The activated spindle assembly checkpoint (SAC) potently inhibits the anaphase-promoting complex/cyclosome (APC/C) to ensure accurate chromosome segregation at anaphase. Early studies have recognized that the SAC should be silenced within minutes to enable rapid APC/C activation and synchronous segregation of chromosomes once all kinetochores are properly attached, but the underlying silencers are still being elucidated. Here, we report that the timely silencing of SAC in fission yeast requires dnt1+, which causes severe thiabendazole (TBZ) sensitivity and increased rate of lagging chromosomes when deleted. The absence of Dnt1 results in prolonged inhibitory binding of mitotic checkpoint complex (MCC) to APC/C and attenuated protein levels of Slp1Cdc20, consequently slows the degradation of cyclin B and securin, and eventually delays anaphase entry in cells released from SAC activation. Interestingly, Dnt1 physically associates with APC/C upon SAC activation. We propose that this association may fend off excessive and prolonged MCC binding to APC/C and help to maintain Slp1Cdc20 stability. This may allow a subset of APC/C to retain activity, which ensures rapid anaphase onset and mitotic exit once SAC is inactivated. Therefore, our study uncovered a new player in dictating the timing and efficacy of APC/C activation, which is actively required for maintaining cell viability upon recovery from the inhibition of APC/C by spindle checkpoint.
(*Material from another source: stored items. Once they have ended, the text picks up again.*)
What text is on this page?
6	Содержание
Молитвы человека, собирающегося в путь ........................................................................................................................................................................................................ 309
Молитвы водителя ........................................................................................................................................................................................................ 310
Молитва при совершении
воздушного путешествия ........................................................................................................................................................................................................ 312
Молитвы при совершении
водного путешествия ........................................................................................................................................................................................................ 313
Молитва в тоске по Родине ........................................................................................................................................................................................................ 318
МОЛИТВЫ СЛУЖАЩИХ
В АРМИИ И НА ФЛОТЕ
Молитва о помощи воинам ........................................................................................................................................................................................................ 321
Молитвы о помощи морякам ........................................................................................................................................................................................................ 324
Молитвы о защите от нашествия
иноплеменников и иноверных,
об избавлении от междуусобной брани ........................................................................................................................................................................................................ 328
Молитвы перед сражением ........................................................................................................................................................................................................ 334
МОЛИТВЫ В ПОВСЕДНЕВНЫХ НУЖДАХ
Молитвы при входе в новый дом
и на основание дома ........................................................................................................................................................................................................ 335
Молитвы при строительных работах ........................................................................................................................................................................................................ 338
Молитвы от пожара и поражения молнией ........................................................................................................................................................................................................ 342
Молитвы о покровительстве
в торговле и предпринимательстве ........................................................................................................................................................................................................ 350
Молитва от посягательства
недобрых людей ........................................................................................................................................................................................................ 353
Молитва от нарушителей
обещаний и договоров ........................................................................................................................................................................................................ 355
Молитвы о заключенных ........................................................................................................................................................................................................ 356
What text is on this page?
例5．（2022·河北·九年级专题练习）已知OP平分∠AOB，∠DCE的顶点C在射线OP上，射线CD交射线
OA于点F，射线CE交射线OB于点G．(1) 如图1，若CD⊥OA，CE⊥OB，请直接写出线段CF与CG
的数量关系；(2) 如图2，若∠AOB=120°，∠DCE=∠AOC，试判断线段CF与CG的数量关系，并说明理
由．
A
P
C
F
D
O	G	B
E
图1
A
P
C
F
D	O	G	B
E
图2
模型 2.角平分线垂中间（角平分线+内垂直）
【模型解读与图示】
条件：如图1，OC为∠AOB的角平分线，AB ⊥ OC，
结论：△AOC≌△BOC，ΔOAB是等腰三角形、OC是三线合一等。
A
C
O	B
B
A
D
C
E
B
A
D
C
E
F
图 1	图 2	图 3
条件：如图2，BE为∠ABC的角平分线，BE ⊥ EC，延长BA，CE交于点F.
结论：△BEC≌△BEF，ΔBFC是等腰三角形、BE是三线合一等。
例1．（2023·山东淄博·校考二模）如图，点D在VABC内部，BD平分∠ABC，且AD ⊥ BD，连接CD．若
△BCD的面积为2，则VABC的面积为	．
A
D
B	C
Dnt1 acts as a mitotic inhibitor of the spindle checkpoint protein dma1 in fission yeast.

The Schizosaccharomyces pombe checkpoint protein Dma1 couples mitotic progression with cytokinesis and is important in delaying mitotic exit and cytokinesis when kinetochores are not properly attached to the mitotic spindle. Dma1 is a ubiquitin ligase and potential functional relative of the human tumor suppressor Chfr. Dma1 delays mitotic exit and cytokinesis by ubiquitinating a scaffold protein (Sid4) of the septation initiation network, which, in turn, antagonizes the ability of the Polo-like kinase Plo1 to promote cell division. Here we identify Dnt1 as a Dma1-binding protein. Several lines of evidence indicate that Dnt1 inhibits Dma1 function during metaphase. First, Dnt1 interacts preferentially with Dma1 during metaphase. Second, Dma1 ubiquitin ligase activity and Sid4 ubiquitination are elevated in dnt1 cells. Third, the enhanced mitotic defects in dnt1Δ plo1 double mutants are partially rescued by deletion of dma1(+), suggesting that the defects in dnt1 plo1 double mutants are attributable to excess Dma1 activity. Taken together, these data show that Dnt1 acts to restrain Dma1 activity in early mitosis to allow normal mitotic progression.